Scheduled at 10:30am in Mattie Silks on Monday, November 11.

#39728

Speaker(s)

  • Wink Harner, Assistive Technology Consultant, The Foreign Type

Session Details

  • Length of Session: 5-6-hr
  • Format: Lab
  • Expertise Level: Beginner
  • Type of session: Pre-conference

Summary

The field of adaptive technology is an ever-changing, rapidly developing one. The changes, innovations and updates happen quickly and unexpectedly, often making it challenging for colleges, their respective disability services offices, and particularly their adaptive technology staff to research and evaluate the technology, make recommendations for adoption, upgrade, or purchase, then to be able to train and support students in learning and adapting to the recommended AT.

Abstract

This workshop training is based on an 8-module course in professional development created for AHEAD in 2023. It is designed to provide professionals in the field of disability resources in higher education, specifically those professionals who deal with evaluation, selection, training, & support of adaptive technology for students with disabilities on college campuses, with an overview of their role from campus inventory, to intake evaluations of students, to implementation of the technology on campus(es).

This workshop is divided into 8 modules which include readings, discussion, and mini-quiz evaluation.

To achieve the principal goal of identifying & reducing and/or eliminating barriers regarding access to campus programs, services, educational materials, campus facilities & buildings, disability resource personnel must: - Provide leadership and collaboration in framing a commitment to disability access and equity as an interval aspect of their institution’s culture; - Advise and educate the campus community about disability and inclusive practices; - Provide services, strategies, and accommodations to mitigate the barriers faced by individual disabled people; - and [...] Enhance their professional knowledge and skills.

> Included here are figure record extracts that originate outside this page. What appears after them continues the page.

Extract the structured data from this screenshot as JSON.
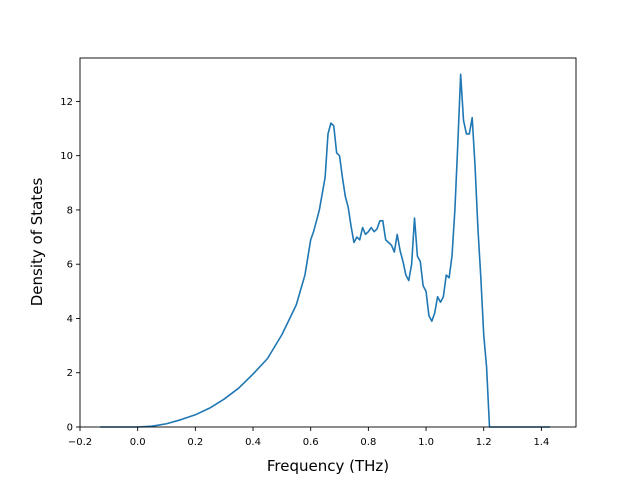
{
  "chart_data": {
    "type": "line",
    "title": "",
    "xlabel": "Frequency (THz)",
    "ylabel": "Density of States",
    "xlim": [
      -0.2,
      1.52
    ],
    "ylim": [
      0,
      13.6
    ],
    "xticks": [
      {
        "value": -0.2,
        "label": "−0.2"
      },
      {
        "value": 0.0,
        "label": "0.0"
      },
      {
        "value": 0.2,
        "label": "0.2"
      },
      {
        "value": 0.4,
        "label": "0.4"
      },
      {
        "value": 0.6,
        "label": "0.6"
      },
      {
        "value": 0.8,
        "label": "0.8"
      },
      {
        "value": 1.0,
        "label": "1.0"
      },
      {
        "value": 1.2,
        "label": "1.2"
      },
      {
        "value": 1.4,
        "label": "1.4"
      }
    ],
    "yticks": [
      {
        "value": 0,
        "label": "0"
      },
      {
        "value": 2,
        "label": "2"
      },
      {
        "value": 4,
        "label": "4"
      },
      {
        "value": 6,
        "label": "6"
      },
      {
        "value": 8,
        "label": "8"
      },
      {
        "value": 10,
        "label": "10"
      },
      {
        "value": 12,
        "label": "12"
      }
    ],
    "grid": false,
    "legend": "none",
    "series": [
      {
        "color": "#1f77b4",
        "x": [
          -0.13,
          0.0,
          0.05,
          0.1,
          0.15,
          0.2,
          0.25,
          0.3,
          0.35,
          0.4,
          0.45,
          0.5,
          0.55,
          0.58,
          0.6,
          0.61,
          0.63,
          0.65,
          0.66,
          0.67,
          0.68,
          0.69,
          0.7,
          0.71,
          0.72,
          0.73,
          0.74,
          0.75,
          0.76,
          0.77,
          0.78,
          0.79,
          0.8,
          0.81,
          0.82,
          0.83,
          0.84,
          0.85,
          0.86,
          0.87,
          0.88,
          0.89,
          0.9,
          0.91,
          0.92,
          0.93,
          0.94,
          0.95,
          0.96,
          0.97,
          0.98,
          0.99,
          1.0,
          1.01,
          1.02,
          1.03,
          1.04,
          1.05,
          1.06,
          1.07,
          1.08,
          1.09,
          1.1,
          1.11,
          1.12,
          1.13,
          1.14,
          1.15,
          1.16,
          1.17,
          1.18,
          1.19,
          1.2,
          1.21,
          1.22,
          1.23,
          1.24,
          1.25,
          1.27,
          1.29,
          1.3,
          1.32,
          1.35,
          1.4,
          1.43
        ],
        "y": [
          0.0,
          0.0,
          0.03,
          0.12,
          0.27,
          0.45,
          0.7,
          1.03,
          1.43,
          1.95,
          2.52,
          3.4,
          4.5,
          5.6,
          6.9,
          7.2,
          8.0,
          9.2,
          10.8,
          11.2,
          11.1,
          10.1,
          10.0,
          9.2,
          8.5,
          8.1,
          7.4,
          6.8,
          7.0,
          6.9,
          7.35,
          7.1,
          7.2,
          7.35,
          7.2,
          7.3,
          7.6,
          7.6,
          6.9,
          6.8,
          6.7,
          6.45,
          7.1,
          6.5,
          6.1,
          5.6,
          5.4,
          6.0,
          7.7,
          6.3,
          6.1,
          5.2,
          5.0,
          4.1,
          3.9,
          4.2,
          4.8,
          4.6,
          4.8,
          5.6,
          5.5,
          6.3,
          8.0,
          10.4,
          13.0,
          11.3,
          10.8,
          10.8,
          11.4,
          9.6,
          7.3,
          5.5,
          3.4,
          2.2,
          0.0,
          0.0,
          0.0,
          0.0,
          0.0,
          0.0,
          0.0,
          0.0,
          0.0,
          0.0,
          0.0
        ]
      }
    ]
  }
}
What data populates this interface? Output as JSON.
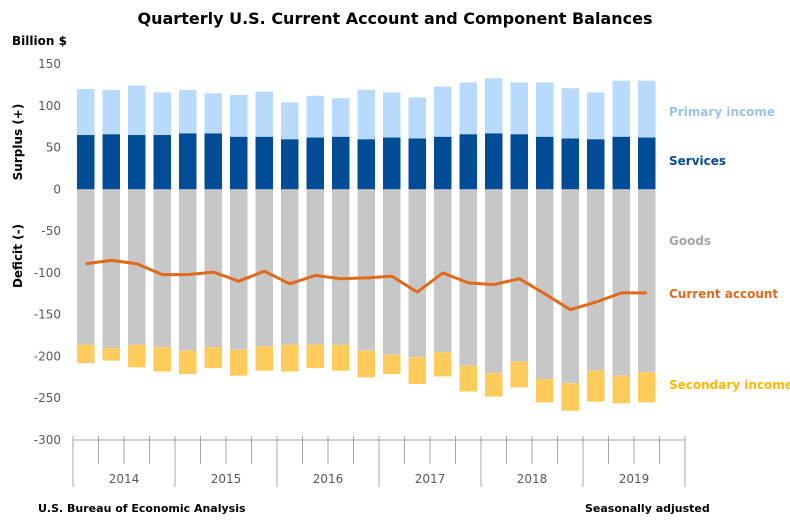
{
  "chart_data": {
    "type": "bar",
    "title": "Quarterly U.S. Current Account and Component Balances",
    "ylabel": "Billion $",
    "ylabel_positive": "Surplus (+)",
    "ylabel_negative": "Deficit (-)",
    "ylim": [
      -300,
      150
    ],
    "yticks": [
      150,
      100,
      50,
      0,
      -50,
      -100,
      -150,
      -200,
      -250,
      -300
    ],
    "years": [
      "2014",
      "2015",
      "2016",
      "2017",
      "2018",
      "2019"
    ],
    "quarters_per_year": 4,
    "categories": [
      "2014Q1",
      "2014Q2",
      "2014Q3",
      "2014Q4",
      "2015Q1",
      "2015Q2",
      "2015Q3",
      "2015Q4",
      "2016Q1",
      "2016Q2",
      "2016Q3",
      "2016Q4",
      "2017Q1",
      "2017Q2",
      "2017Q3",
      "2017Q4",
      "2018Q1",
      "2018Q2",
      "2018Q3",
      "2018Q4",
      "2019Q1",
      "2019Q2",
      "2019Q3"
    ],
    "series": [
      {
        "name": "Services",
        "kind": "bar",
        "color": "#004C97",
        "values": [
          65,
          66,
          65,
          65,
          67,
          67,
          63,
          63,
          60,
          62,
          63,
          60,
          62,
          61,
          63,
          66,
          67,
          66,
          63,
          61,
          60,
          63,
          62
        ]
      },
      {
        "name": "Primary income",
        "kind": "bar",
        "color": "#B7DAFD",
        "label_color": "#9DC3E6",
        "values": [
          55,
          53,
          59,
          51,
          52,
          48,
          50,
          54,
          44,
          50,
          46,
          59,
          54,
          49,
          60,
          62,
          66,
          62,
          65,
          60,
          56,
          67,
          68
        ]
      },
      {
        "name": "Goods",
        "kind": "bar",
        "color": "#C6C7C6",
        "label_color": "#A5A5A5",
        "values": [
          -186,
          -190,
          -186,
          -189,
          -193,
          -189,
          -192,
          -188,
          -186,
          -186,
          -186,
          -193,
          -198,
          -201,
          -195,
          -211,
          -220,
          -206,
          -227,
          -232,
          -217,
          -223,
          -219
        ]
      },
      {
        "name": "Secondary income",
        "kind": "bar",
        "color": "#FFCC5C",
        "label_color": "#FFB800",
        "values": [
          -22,
          -15,
          -27,
          -29,
          -28,
          -25,
          -31,
          -29,
          -32,
          -28,
          -31,
          -32,
          -23,
          -32,
          -29,
          -31,
          -28,
          -31,
          -28,
          -33,
          -37,
          -33,
          -36
        ]
      },
      {
        "name": "Current account",
        "kind": "line",
        "color": "#E06A1B",
        "values": [
          -89,
          -85,
          -89,
          -102,
          -102,
          -99,
          -110,
          -98,
          -113,
          -103,
          -107,
          -106,
          -104,
          -123,
          -100,
          -112,
          -114,
          -107,
          -125,
          -144,
          -135,
          -124,
          -124
        ]
      }
    ],
    "legend": "right (direct labels)",
    "grid": false
  },
  "footer": {
    "source": "U.S. Bureau of Economic Analysis",
    "note": "Seasonally adjusted"
  }
}
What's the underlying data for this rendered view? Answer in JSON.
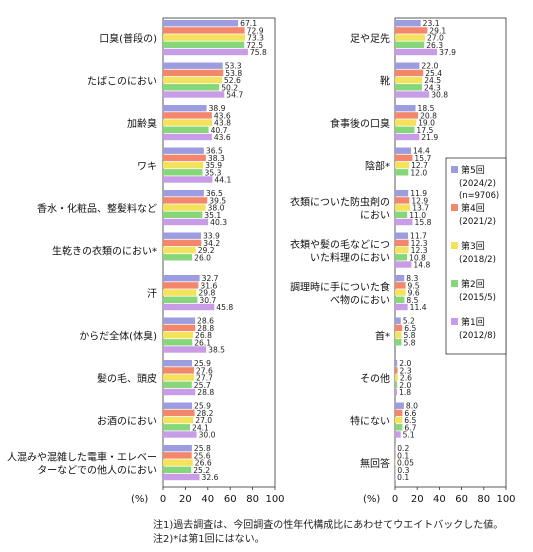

Citation excerpted from performance indicators from AHEAD: Association on Higher Education and Disability (2021). The AHEAD program domains, standards, and performance indicators. SOURCE: https://www.ahead.org/professional-resources/information-services-portal/data-collection-and-management/performance-indicators

By the end of the course students will have a clear understanding of the intake process, evaluation process, training process, data collection, campus involvement, learn about various laws involved, understand how to evaluate adaptive technology, develop evaluation criteria for student & campus use. An extensive reading list will be provided in advance to registered students in the workshop.

Keypoints

  1. Learn different types of adaptive technology and how the technology is linked to specific disabilities.
  2. Link educational needs of neurodiverse students for AT.
  3. Develop strategies for advising faculty and campus staff on campus-wide use of AT.

Disability Areas

Other

Topic Areas

Assistive Technology, Uncategorized

Speaker Bio(s)

Wink Harner

Wink Harner - Has been an active member of ATHEN for 25 years and served for nearly a decade on the ATHEN Executive Board as Member-At-Large. Wink was invited as the keynote speaker for the 2019 Texas AHEAD conference. She is the former director of disability services at Mesa Community College in Arizona, the Adaptive Technology Specialist for the DR office at Southern Oregon University. She currently works in freelance adaptive technology consulting and provides specialized alternative text conversions in math, sciences and foreign languages. She has been a professor of multiple languages for more than 25 years having completed her doctoral studies in Spanish, Portuguese, & French. Since August 2016, Wink developed and taught the adaptive technology in higher education core course for CUNY's Masters of Science in Disability Studies Program. In 2023 she developed a course in professional development for AHEAD in adaptive technology in higher education. She has presented at adaptive technology conferences for decades. For fun, Wink plays trombone in 2 symphonic wind bands and a jazz band, as well as performing as a professional storyteller with the Portland Storytellers Guild.